The Cab Ride

Harvey sprinted out of Kings Cross Station and hailed a cab.
“Where to, guv?” asked the cabbie.
“The Savoy. Get me there in ten minutes and I’ll give you double the fare”, said Harvey, getting into one of the famous black cabs, slightly out of breath.
“We’ll be there in seven. What’s the hurry, guv?” asked the cabbie, expertly maneuvering his cab through the evening London traffic on Kings Cross Road.
“I’m late. My wife is waiting for me”, said Harvey, adjusting his bow-tie and rearranging the roses in the bouquet.
“What for?” chuckled the cabbie.
“Well, it’s our anniversary”, said Harvey, matter-of-factly.
“Excellent. Well, congratulations to you and the missus”, said the cabbie, swerving to avoid a slow car as they barrelled down Farringdon Road.
“Thank you very much. Drive carefully, will you?” said Harvey, alarmed by the close shave.
“Don’t worry mister. Are you an American?” asked the cabbie.
“Yes, I’m an American. And what is your name?” asked Harvey, mildly irritated as they took the right turn on to Fleet Street.
“The name is Liam, sir”, he beamed.
“Well, Liam. You’re a chatty fellow, aren’t you?” said Harvey. Before Liam had a chance to answer, their cab was speeding past Strand and screeched to a halt outside The Savoy. “Anyhow, here we are. Thank you for getting me here quick. How much do I owe you?”, asked Harvey.

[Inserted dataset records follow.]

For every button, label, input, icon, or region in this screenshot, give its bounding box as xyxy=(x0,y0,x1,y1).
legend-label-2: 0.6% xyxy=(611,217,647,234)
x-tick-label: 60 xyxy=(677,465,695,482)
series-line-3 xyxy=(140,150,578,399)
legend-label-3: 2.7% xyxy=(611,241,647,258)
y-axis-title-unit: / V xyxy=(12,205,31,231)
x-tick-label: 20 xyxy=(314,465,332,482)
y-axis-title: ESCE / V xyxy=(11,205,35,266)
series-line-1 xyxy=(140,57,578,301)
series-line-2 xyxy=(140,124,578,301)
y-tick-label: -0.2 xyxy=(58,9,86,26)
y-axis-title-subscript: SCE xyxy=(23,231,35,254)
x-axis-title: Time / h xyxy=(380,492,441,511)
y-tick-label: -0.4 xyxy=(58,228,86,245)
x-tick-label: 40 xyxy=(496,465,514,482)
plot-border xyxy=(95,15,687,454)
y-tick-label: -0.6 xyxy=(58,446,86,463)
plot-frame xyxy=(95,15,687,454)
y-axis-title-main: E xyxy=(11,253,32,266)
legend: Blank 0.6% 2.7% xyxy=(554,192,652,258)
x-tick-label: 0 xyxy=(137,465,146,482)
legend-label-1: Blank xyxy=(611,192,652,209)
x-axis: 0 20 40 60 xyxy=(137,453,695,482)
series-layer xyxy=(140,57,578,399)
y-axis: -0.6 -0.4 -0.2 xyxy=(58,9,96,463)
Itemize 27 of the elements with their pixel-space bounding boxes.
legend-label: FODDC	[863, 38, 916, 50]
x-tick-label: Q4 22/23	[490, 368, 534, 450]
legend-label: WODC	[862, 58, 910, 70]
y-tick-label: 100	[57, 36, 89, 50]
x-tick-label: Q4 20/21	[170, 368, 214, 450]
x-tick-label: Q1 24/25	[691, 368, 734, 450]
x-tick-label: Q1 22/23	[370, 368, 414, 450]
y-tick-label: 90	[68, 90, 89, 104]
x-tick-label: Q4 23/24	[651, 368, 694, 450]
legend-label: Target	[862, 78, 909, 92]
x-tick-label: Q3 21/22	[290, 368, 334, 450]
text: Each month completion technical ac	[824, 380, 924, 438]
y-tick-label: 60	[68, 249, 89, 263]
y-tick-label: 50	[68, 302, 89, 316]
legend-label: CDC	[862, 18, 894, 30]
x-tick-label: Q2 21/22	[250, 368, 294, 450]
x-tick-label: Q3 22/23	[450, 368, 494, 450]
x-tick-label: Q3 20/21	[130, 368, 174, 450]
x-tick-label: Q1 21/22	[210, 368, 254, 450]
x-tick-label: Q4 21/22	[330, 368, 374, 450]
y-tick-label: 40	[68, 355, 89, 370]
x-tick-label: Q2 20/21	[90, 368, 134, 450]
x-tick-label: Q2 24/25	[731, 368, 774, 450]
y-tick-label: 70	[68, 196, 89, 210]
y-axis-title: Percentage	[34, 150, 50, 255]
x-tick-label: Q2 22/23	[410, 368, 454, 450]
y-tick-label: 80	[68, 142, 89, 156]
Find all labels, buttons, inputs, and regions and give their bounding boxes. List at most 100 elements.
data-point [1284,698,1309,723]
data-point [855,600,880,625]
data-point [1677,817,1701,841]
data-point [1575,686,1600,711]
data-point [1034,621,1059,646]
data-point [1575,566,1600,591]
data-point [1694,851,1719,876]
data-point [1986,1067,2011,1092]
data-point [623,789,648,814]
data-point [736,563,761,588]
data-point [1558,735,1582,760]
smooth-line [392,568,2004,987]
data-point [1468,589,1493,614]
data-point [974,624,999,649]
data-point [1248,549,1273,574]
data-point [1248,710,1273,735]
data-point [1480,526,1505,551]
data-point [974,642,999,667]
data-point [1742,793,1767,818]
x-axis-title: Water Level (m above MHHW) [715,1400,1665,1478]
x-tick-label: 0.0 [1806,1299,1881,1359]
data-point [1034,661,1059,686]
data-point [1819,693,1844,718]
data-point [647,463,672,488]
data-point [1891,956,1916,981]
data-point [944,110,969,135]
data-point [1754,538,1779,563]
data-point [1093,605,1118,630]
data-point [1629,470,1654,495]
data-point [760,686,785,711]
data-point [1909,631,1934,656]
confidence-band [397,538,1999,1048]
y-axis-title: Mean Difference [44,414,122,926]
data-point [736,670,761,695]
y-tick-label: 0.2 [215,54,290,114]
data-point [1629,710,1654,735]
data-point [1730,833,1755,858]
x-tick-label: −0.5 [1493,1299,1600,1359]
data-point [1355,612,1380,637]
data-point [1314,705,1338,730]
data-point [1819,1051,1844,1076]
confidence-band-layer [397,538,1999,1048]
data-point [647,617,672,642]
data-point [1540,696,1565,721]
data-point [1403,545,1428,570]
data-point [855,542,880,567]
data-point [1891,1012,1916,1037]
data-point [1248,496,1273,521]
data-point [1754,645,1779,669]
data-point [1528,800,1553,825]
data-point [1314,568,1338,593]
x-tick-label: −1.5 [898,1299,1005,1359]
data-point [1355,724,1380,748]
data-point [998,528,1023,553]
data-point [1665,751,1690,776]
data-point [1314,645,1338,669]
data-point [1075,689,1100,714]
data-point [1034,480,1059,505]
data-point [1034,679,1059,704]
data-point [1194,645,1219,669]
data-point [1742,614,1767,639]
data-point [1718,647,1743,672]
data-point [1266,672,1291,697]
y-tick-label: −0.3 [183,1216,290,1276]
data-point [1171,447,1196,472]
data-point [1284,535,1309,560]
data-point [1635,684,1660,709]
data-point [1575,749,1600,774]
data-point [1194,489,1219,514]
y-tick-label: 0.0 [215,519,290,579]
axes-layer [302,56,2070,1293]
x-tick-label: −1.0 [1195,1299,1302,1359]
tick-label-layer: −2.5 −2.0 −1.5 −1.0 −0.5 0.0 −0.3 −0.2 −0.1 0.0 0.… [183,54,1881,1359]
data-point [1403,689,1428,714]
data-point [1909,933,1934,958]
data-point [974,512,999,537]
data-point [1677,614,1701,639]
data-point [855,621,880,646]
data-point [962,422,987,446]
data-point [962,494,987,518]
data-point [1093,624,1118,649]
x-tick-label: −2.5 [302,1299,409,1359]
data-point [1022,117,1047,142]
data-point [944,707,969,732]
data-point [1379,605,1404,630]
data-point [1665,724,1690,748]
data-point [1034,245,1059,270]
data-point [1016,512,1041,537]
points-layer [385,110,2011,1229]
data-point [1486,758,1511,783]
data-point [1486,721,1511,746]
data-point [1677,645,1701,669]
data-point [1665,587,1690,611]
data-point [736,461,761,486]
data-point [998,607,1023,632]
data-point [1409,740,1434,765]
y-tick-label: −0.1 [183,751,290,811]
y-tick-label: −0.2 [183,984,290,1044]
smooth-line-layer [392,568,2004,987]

“Thirty pounds, guv”, said Liam.
“As promised”  said Harvey, handing over sixty pounds.
Without waiting for a response, Harvey bolted out of the cab and into the hotel. Liam called out after him, but Harvey was already in the lobby by then. Liam shrugged and pocketed the money, smiling to himself. The meter read fifteen pounds.